Re: closet conlanging
From: | Lars Henrik Mathiesen <thorinn@...> |
Date: | Monday, December 28, 1998, 19:15 |
Date: Wed, 23 Dec 1998 22:12:56 -0500
From: "Daniel J. O'Neil" <oneild@...>
Even in Denmark, where you say, Lars, that DPs have the same legal
consequences of marriage except for the right to adopt children--
well that's a pretty big exception. It's hard for me not to feel
that DPs are in some ways a means of throwing a sop to gays and
lesbians while denying us full equality. I think, for instance, of
Hawaii, where the state legislature in the past year created a
domestic partnership law (with limited legal benefits) in order to
derail the movement for extending marriage to gay and lesbian
couples.
There are a couple of points to clarify here. The Danish thing is not
called a domestic partnership, just a registered partnership. You
don't have to live together to be married or enter partnership (but
the equivalents of IRS and INS assume you're up to no good if you
don't).
If Danish lawmakers had in fact wanted to extend marriage to same-sex
couples, the restriction on adoption would just have been put into
another law. Unmarried couples are so common in Denmark that many
Danish laws give them equal status with married couples. Mixed-sex
couples do have more legal rights than same-sex ones, especially
regarding children, but most of these do not depend on marriage, and
so they do not (formally) constitute a difference between marriage and
registered partnership.
A recent series of adjustments to various laws had as one explicit
goal to prevent a same-sex couple from getting joint custody of a
child. The reason given is that "a child needs both a mother and a
father". It's differential treatment, yes, but at least it was openly
discussed and voted on in Parliament. These laws give specific rights
to mixed-sex couples who are married or live in a more-or-less
marriage-like relationship: They get joint custody of common children,
they can adopt as a couple, and they are allowed to receive artificial
insemination. (The important part in practice is the prohibition of
insemination for lesbian couples (and single women) --- the donor
countries for adoption insist on married mixed-sex couples anyway).
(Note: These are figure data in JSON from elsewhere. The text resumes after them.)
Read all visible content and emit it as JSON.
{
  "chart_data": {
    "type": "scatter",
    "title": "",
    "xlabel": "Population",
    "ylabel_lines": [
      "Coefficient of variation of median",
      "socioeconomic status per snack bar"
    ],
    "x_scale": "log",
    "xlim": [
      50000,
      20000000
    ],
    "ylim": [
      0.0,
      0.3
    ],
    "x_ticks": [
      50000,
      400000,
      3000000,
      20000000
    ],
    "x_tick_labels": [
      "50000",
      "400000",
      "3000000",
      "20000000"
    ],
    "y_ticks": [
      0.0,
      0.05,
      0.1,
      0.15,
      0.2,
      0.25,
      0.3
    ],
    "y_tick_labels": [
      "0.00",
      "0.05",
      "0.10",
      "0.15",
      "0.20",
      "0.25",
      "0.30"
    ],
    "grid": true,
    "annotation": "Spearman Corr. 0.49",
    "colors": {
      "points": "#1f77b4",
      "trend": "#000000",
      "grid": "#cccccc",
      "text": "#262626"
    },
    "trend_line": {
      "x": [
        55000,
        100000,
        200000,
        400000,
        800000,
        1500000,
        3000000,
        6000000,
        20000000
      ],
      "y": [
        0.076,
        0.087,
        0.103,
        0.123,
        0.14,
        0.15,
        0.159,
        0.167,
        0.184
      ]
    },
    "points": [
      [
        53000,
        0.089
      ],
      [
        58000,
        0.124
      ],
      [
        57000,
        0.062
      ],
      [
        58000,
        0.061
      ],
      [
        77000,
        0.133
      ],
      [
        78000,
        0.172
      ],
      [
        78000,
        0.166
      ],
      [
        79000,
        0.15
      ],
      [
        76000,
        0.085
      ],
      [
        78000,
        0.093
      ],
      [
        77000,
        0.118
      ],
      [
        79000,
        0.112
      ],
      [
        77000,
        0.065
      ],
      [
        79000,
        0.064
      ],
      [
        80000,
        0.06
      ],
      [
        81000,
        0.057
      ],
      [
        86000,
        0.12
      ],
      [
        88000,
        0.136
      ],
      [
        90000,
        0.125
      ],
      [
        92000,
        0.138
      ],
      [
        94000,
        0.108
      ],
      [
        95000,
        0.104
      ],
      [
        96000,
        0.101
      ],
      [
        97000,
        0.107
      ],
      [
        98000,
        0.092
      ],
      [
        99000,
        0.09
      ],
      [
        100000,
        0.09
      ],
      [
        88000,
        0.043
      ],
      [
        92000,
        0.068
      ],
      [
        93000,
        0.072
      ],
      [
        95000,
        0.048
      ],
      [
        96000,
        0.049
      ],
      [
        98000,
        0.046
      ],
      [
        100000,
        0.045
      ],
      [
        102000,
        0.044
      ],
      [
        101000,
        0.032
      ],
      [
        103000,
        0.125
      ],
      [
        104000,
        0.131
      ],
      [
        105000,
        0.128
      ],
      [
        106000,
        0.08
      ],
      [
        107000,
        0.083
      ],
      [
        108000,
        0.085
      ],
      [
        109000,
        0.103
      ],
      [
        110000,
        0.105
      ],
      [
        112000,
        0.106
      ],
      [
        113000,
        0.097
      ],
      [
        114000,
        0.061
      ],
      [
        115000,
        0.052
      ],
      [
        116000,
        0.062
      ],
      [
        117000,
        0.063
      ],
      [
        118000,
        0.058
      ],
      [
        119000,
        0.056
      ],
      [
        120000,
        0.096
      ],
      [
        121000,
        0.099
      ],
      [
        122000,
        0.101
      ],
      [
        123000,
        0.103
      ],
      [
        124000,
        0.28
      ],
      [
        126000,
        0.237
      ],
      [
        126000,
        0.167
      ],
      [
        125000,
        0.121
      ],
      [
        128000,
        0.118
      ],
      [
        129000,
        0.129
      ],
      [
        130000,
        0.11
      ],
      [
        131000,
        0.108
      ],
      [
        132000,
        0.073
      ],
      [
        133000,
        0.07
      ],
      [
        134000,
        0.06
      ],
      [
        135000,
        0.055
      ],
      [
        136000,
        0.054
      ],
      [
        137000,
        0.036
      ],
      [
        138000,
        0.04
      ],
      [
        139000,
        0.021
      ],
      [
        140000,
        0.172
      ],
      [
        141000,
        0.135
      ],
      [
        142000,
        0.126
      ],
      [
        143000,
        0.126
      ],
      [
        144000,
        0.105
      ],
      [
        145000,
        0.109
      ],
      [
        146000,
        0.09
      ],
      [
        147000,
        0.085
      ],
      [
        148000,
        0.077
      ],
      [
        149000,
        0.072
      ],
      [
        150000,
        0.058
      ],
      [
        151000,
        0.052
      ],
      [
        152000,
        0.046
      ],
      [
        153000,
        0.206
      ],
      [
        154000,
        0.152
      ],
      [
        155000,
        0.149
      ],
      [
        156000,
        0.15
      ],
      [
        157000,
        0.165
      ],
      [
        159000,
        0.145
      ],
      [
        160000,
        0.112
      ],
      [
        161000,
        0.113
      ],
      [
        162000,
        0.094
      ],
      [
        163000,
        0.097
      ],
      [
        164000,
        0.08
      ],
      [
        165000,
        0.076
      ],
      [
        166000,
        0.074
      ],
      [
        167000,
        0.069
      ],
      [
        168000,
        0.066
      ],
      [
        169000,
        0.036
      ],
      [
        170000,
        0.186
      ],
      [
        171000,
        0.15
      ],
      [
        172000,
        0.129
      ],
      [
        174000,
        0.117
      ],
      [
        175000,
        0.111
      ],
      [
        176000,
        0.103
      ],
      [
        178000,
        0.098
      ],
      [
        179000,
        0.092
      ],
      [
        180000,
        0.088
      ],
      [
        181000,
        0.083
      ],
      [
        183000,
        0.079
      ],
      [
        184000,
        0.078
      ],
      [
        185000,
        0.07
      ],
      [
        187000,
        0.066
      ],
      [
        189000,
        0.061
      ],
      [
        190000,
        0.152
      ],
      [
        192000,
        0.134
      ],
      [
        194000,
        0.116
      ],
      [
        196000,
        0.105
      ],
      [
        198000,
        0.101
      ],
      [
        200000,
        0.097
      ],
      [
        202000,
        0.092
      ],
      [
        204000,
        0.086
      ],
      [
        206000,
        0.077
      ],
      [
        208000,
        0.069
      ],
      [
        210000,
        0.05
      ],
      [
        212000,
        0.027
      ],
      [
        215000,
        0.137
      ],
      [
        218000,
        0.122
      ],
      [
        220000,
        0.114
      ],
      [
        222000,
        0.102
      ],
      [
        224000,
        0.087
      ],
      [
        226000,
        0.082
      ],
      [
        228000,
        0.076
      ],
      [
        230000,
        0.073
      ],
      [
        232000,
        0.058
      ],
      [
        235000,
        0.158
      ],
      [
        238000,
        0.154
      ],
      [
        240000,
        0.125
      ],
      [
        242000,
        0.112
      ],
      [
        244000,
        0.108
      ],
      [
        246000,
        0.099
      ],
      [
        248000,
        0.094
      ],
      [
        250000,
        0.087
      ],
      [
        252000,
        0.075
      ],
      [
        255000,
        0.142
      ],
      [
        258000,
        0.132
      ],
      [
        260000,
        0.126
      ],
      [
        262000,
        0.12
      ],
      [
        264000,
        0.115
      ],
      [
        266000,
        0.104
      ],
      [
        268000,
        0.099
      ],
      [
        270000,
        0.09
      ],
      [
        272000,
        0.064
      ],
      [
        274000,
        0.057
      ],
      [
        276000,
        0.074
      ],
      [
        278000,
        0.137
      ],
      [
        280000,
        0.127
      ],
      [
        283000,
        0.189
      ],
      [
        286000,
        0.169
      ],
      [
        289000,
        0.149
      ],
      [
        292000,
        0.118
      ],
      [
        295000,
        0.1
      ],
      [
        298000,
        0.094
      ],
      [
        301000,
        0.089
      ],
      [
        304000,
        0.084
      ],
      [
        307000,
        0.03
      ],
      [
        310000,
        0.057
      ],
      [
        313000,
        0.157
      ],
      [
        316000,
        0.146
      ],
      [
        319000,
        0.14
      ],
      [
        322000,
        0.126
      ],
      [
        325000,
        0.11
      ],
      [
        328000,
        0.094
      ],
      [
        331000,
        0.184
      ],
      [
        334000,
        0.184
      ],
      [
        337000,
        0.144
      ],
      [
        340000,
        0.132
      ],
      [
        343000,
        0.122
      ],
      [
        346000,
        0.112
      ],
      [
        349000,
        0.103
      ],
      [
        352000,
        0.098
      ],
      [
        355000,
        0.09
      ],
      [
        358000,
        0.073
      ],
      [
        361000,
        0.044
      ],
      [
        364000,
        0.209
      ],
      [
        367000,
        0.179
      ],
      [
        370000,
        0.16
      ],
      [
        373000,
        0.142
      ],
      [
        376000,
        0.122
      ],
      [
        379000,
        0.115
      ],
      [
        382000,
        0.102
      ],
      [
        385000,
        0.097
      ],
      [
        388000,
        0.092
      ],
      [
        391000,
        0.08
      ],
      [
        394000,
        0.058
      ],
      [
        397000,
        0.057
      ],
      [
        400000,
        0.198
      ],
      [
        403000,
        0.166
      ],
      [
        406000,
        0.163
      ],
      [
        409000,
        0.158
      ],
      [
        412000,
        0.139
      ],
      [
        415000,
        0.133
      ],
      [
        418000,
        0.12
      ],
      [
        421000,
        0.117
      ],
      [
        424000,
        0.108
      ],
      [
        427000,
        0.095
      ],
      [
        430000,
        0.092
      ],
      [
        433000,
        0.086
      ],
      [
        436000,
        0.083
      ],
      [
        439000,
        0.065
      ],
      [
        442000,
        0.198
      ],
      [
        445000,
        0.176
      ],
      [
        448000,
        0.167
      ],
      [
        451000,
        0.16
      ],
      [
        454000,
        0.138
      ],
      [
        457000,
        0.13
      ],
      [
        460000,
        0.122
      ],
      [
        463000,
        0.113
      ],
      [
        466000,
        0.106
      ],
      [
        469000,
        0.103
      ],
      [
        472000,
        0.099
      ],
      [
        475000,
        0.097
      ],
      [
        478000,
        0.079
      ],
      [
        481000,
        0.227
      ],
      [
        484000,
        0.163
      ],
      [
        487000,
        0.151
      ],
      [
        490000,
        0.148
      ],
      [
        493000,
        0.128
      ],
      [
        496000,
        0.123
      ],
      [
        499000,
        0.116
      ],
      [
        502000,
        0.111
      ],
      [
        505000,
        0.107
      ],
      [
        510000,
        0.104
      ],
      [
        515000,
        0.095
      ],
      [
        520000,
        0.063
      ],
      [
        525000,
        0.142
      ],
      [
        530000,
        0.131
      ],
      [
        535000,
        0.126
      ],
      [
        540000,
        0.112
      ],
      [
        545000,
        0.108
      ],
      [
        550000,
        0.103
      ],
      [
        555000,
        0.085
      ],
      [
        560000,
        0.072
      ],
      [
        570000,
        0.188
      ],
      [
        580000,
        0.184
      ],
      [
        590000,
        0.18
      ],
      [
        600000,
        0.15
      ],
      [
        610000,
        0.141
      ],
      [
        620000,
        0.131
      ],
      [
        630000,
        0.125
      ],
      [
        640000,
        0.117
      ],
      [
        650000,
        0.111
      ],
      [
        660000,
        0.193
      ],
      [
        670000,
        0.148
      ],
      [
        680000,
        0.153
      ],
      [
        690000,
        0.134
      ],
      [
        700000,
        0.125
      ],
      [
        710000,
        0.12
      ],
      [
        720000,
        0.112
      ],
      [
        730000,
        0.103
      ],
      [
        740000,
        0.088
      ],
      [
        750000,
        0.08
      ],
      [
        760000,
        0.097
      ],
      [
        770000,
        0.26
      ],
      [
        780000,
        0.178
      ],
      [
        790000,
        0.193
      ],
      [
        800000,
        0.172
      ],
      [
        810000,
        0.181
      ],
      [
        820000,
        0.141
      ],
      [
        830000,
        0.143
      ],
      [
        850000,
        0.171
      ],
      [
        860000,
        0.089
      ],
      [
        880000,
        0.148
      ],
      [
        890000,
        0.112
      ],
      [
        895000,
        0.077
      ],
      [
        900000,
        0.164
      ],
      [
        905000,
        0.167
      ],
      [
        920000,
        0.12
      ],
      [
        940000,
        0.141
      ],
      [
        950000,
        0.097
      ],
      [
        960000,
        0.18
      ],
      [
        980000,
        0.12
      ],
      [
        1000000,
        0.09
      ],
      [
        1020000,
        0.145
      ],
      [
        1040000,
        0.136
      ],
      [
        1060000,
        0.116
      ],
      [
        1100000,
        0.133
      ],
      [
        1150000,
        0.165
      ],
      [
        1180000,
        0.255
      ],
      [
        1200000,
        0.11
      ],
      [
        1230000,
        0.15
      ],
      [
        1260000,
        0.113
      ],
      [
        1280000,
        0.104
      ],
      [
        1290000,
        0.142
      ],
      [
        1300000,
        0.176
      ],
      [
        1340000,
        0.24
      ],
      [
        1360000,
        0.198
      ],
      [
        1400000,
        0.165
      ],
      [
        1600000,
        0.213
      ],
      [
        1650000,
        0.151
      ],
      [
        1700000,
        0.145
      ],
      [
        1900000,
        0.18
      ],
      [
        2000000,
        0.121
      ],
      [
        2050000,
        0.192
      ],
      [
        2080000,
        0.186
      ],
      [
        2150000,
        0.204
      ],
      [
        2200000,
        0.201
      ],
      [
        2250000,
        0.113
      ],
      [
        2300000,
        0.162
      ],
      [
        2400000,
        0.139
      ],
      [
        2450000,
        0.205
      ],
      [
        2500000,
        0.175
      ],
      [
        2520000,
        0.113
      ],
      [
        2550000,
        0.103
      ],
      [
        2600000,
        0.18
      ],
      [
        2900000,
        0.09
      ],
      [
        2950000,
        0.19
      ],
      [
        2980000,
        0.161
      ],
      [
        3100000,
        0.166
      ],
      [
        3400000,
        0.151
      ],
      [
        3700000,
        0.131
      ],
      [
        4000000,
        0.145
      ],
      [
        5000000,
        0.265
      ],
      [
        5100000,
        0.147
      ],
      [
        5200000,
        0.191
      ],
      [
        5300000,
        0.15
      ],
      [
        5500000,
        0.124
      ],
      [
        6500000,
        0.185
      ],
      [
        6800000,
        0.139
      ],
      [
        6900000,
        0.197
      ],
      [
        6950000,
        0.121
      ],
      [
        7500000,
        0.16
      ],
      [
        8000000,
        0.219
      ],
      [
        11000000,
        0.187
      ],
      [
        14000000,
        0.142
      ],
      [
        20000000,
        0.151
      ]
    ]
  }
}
The only thing that is now different between marriage and RP is the
right of one partner to `co-adopt' a stepchild, because that results
in joint custody of the child. (If a biological parent who has sole
custody of a child dies, different rules apply. People who had an
exceptionally close relationship to the parent(!), e.g., partner or
widow/er, are possible adoptive parents, but so are the family and the
other biological parent, regardless of closeness. A judge will have to
decide, based on the best interest of the child).
Some parties in Parliament are actively trying to change these rules,
and the insemination part was challenged in the International Court of
Human Rights, so I hope these restrictions are not permanent.